The write-off of the interest payments if not of national debts, for 2016 is urgently commendable and which in turn can help the indispensable rehabilitation of regions in the Philippines completely devastated by the successive calamities particularly of the November 2013 "Yolanda" major disaster carnage.
The total Philippine national debts are now more than P6 Trillion with hundreds of billions of Pesos of interest where funds for interest payments are coming from vicious cycles of further foreign and domestic borrowings at interest and from harassing Filipino citizens to pay taxes while costs of corruptions are also at the most gargantuan levels. The Bureau of Treasury (BTr), a unit of the Philippine Department of Finance, reported and even admitted that the debt stock if it were to be divided among the country's population, each would have a share of PHP54 or PHP58,000 or less than US$1,500 value equivalent. But I suspect even more.
Why are we indebted when we, poor majority of Filipinos, do not benefit from the injection of foreign loans into our country?
3. Bail-Out Money To Every Filipino calamity victim. And in times of national calamity particularly and frantically in the states of successive calamities in the Philippines, calibrated responses are indispensable such as the schemes must be employed to provide non-means-tested or unconditional bail-out money to Filipinos suffering the agonies of the effects of calamities. Amount to each Filipino calamity victim can be determined but equal provision of bail-out money is ideal and desirable. The amount of US$2,000 more or less in Philippine Peso value to each Filipino calamity victim is economically indispensable for real recovery. The bail-out scheme funds to every Filipino calamity victim is the best and ideal method to lead each one to durable recovery.

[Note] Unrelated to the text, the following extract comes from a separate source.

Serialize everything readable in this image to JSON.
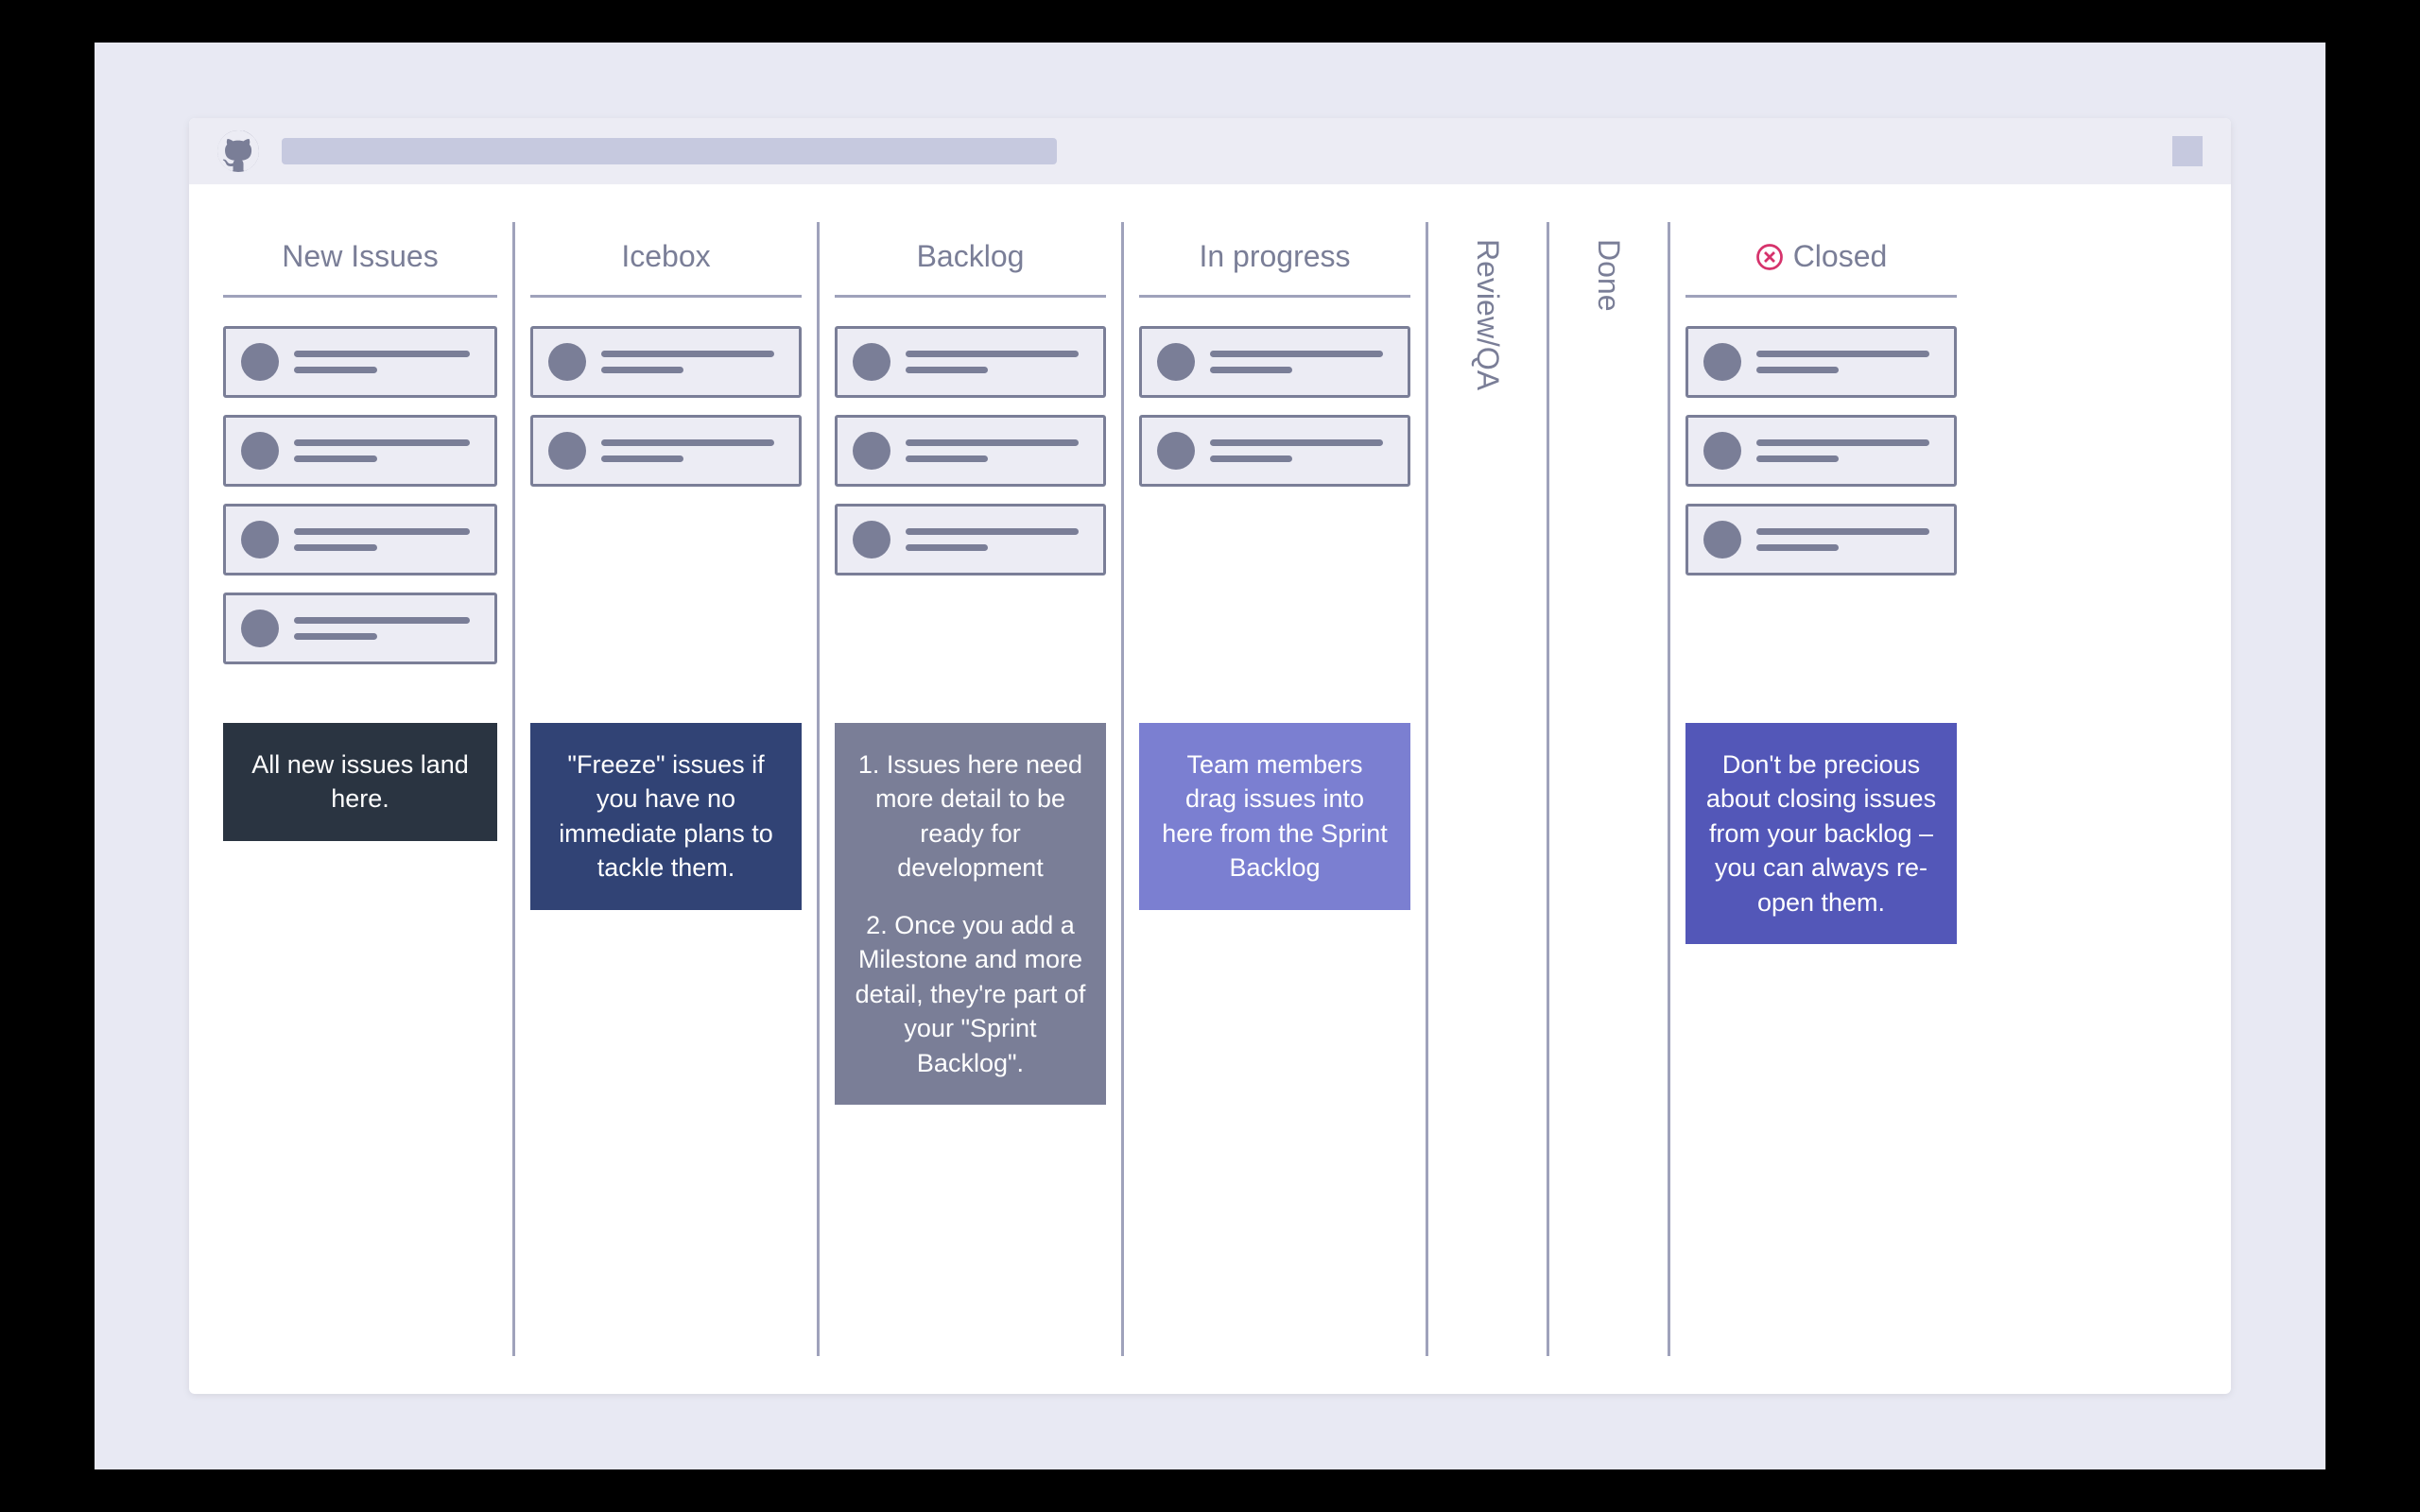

The provision of "bail-out money", in a major windfall from existing calamity fund and or from foreign monetary aid now reaching to P15 Billion and possible up to P20 billion to P50 billion pesos except foreign loans, and preferably through DEBT-FREE MONEY CREATION,practically, is only a drop in the bucket, is to make the Philippine Government of the incumbent Aquino Administration to be fully and creatively responsible to the dreadful plight of the pitiful FILIPINO SUCCESSIVE CALAMITY VICTIMS in exit-less poverty but productive Filipinos, in the countryside for durable recovery, who are, in one way or another, undeniably the backbone of our underground economy.